На площадях столиц был барабанный бой и конский топот,
Июльский вечер окровавил небосклон.
Никто не знал, что это сумерки Европы,
Прощальная заря торжественных времен.
Отшедший день, ты был высок и страден,
От катакомб, где смертью попирали смерть,
До самодержца, захлебнувшегося кровью рабьей,
В кашне был ветер — бурю встретил серп.
Еще наш век двенадцатый, а не первый,
Еще не вскрыт мироточивый труп,
И каждый камень падающей церкви
Еще таит тепло его лобзавших губ.
Но седина на храмах, тучен жрец забытый,
Трибун велеречивый спит, и оскудел мудрец.
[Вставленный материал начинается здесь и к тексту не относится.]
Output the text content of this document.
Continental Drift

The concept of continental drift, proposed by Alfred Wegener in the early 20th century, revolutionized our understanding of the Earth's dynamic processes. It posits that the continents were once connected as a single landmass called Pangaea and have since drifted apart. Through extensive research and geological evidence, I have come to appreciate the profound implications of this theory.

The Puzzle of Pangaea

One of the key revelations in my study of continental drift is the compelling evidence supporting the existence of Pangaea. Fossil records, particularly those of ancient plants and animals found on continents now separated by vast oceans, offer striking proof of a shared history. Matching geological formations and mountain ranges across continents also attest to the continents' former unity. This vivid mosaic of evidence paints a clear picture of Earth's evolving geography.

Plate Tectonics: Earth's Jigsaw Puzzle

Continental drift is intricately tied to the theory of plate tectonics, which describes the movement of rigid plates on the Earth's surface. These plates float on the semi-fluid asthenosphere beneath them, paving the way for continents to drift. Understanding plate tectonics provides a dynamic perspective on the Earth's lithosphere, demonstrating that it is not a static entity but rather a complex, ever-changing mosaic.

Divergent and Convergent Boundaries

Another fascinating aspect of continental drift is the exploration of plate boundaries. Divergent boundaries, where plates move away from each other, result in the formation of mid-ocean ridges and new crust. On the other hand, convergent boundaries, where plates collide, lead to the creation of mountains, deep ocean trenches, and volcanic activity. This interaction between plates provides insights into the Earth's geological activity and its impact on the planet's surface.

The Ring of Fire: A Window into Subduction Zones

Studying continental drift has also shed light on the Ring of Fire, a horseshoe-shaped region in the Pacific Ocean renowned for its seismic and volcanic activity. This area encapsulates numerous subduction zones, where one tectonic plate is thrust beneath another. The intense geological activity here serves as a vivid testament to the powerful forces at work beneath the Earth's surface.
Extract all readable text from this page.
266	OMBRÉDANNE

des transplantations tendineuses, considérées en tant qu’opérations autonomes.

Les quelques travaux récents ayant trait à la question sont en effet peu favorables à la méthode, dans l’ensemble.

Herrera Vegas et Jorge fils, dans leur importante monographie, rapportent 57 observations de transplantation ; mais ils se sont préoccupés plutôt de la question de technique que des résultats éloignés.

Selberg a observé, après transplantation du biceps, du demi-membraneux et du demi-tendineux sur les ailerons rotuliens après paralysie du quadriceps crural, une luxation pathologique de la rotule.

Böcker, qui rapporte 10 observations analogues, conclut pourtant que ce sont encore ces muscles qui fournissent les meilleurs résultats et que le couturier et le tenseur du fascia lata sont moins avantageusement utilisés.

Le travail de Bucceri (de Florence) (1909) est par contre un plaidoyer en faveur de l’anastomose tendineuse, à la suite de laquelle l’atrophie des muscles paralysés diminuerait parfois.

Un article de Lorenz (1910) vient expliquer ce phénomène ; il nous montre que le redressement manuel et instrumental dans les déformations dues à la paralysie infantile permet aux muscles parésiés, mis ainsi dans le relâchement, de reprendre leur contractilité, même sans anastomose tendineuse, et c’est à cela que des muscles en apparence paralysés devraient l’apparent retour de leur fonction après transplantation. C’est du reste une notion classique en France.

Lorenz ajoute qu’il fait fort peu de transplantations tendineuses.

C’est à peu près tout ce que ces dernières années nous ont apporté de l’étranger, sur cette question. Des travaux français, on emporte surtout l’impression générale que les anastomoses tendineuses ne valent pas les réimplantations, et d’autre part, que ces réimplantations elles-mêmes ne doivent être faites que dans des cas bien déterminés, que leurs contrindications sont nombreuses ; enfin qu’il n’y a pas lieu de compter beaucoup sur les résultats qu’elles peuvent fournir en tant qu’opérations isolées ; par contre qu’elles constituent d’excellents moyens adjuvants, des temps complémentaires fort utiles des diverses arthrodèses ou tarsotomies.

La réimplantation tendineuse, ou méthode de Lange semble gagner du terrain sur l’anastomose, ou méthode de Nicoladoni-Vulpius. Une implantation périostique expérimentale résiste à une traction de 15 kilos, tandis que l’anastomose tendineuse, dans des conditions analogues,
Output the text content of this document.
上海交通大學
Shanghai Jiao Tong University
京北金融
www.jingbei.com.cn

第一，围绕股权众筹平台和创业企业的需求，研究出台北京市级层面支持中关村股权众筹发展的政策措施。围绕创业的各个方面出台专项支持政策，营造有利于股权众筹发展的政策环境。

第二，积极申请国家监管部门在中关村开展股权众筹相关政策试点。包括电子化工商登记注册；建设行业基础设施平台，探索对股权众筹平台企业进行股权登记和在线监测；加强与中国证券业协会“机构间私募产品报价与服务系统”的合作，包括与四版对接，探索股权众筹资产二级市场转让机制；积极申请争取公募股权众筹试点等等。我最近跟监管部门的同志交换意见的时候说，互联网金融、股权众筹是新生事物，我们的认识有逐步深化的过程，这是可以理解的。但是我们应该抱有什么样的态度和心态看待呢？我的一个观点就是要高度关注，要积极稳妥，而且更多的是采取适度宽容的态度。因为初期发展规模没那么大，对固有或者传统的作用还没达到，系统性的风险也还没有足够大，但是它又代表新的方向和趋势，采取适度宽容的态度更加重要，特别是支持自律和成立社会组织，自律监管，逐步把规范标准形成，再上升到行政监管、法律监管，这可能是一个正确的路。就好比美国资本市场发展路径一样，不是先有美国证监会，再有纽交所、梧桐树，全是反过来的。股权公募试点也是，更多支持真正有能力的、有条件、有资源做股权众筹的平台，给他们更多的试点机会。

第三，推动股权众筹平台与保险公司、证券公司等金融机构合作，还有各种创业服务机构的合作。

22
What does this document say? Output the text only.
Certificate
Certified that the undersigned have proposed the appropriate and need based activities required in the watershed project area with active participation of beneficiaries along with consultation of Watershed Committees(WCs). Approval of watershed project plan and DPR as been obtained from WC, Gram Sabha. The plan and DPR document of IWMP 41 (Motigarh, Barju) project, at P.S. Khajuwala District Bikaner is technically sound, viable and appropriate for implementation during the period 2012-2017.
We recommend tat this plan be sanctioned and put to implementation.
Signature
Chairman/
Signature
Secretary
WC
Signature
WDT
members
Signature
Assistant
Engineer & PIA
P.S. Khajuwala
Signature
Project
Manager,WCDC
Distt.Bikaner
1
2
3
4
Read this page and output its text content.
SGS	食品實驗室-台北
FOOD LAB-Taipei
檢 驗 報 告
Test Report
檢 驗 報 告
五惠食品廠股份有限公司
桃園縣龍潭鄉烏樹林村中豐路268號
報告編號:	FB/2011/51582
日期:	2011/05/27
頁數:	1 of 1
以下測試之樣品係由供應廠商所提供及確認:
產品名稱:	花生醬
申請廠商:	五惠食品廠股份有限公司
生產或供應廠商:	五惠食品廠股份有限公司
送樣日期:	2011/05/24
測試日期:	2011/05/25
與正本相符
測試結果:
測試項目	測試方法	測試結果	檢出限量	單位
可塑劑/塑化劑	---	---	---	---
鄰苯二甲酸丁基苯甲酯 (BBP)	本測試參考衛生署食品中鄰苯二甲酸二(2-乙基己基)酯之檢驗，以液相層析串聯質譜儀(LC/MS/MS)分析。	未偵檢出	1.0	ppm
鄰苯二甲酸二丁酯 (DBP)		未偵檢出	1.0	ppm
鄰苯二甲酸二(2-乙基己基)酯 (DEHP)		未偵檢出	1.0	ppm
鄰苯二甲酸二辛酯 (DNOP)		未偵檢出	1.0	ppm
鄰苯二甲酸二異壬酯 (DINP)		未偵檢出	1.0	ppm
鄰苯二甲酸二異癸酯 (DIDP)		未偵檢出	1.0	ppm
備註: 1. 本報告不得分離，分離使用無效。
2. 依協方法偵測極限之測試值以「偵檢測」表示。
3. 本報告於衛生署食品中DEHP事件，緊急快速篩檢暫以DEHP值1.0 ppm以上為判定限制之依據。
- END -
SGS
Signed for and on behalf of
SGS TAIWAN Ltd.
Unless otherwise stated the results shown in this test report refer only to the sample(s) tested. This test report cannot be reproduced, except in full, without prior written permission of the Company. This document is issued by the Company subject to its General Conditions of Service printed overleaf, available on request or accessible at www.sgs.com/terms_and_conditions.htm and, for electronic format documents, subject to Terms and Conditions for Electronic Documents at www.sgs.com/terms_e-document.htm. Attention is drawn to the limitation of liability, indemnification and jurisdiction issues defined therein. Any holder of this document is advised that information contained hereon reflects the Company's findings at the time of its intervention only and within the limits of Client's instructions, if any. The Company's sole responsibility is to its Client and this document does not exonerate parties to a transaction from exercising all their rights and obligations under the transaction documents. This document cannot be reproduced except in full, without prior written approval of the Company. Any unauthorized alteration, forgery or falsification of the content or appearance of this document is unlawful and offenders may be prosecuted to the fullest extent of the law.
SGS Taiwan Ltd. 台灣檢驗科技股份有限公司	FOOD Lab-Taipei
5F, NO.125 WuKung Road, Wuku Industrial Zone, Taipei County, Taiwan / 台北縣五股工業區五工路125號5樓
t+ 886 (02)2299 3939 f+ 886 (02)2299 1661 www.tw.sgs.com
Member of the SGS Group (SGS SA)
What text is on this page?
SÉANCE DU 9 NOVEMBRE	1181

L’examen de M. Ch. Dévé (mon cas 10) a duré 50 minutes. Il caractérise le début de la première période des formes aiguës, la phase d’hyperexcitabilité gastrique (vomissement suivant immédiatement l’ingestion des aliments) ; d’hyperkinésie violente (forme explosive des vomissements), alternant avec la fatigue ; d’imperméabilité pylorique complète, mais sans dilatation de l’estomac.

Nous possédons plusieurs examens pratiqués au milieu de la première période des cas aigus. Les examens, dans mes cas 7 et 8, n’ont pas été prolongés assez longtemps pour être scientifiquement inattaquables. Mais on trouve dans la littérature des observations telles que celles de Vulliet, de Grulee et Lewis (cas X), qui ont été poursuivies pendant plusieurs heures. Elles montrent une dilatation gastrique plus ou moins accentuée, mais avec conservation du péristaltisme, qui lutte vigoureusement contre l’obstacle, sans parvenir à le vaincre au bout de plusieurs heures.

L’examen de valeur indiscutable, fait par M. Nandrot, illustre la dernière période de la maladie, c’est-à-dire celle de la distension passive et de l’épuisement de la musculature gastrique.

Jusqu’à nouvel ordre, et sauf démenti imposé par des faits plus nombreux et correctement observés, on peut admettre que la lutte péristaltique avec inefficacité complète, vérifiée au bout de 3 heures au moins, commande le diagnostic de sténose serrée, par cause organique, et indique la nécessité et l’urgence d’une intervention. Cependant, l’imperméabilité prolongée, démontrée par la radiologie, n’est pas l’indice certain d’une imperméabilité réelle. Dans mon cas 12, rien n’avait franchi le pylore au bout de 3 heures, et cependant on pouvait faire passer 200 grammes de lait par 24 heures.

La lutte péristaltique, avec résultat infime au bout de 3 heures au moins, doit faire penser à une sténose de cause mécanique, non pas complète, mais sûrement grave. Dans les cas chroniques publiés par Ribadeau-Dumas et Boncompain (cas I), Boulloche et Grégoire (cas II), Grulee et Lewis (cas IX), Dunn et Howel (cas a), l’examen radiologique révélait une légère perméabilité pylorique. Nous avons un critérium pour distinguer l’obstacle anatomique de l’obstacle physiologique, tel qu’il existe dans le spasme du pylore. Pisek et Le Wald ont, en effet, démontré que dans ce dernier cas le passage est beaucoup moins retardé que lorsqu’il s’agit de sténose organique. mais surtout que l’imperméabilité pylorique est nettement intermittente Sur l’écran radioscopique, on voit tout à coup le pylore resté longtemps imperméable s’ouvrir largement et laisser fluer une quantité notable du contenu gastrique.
Всё в житницах, поля пусты, а осень сыплет
Владыкам золото и нищете багрец.
Раскрыты закромы, зерно столетий топчет каждый.
Сокровищницы опустели, мертв закон.
Табунщик-время освежает пажить,
Нас отметая для иных племен.
И с человека опадают ризы.
Загроможденный мир пред ним велик и пуст.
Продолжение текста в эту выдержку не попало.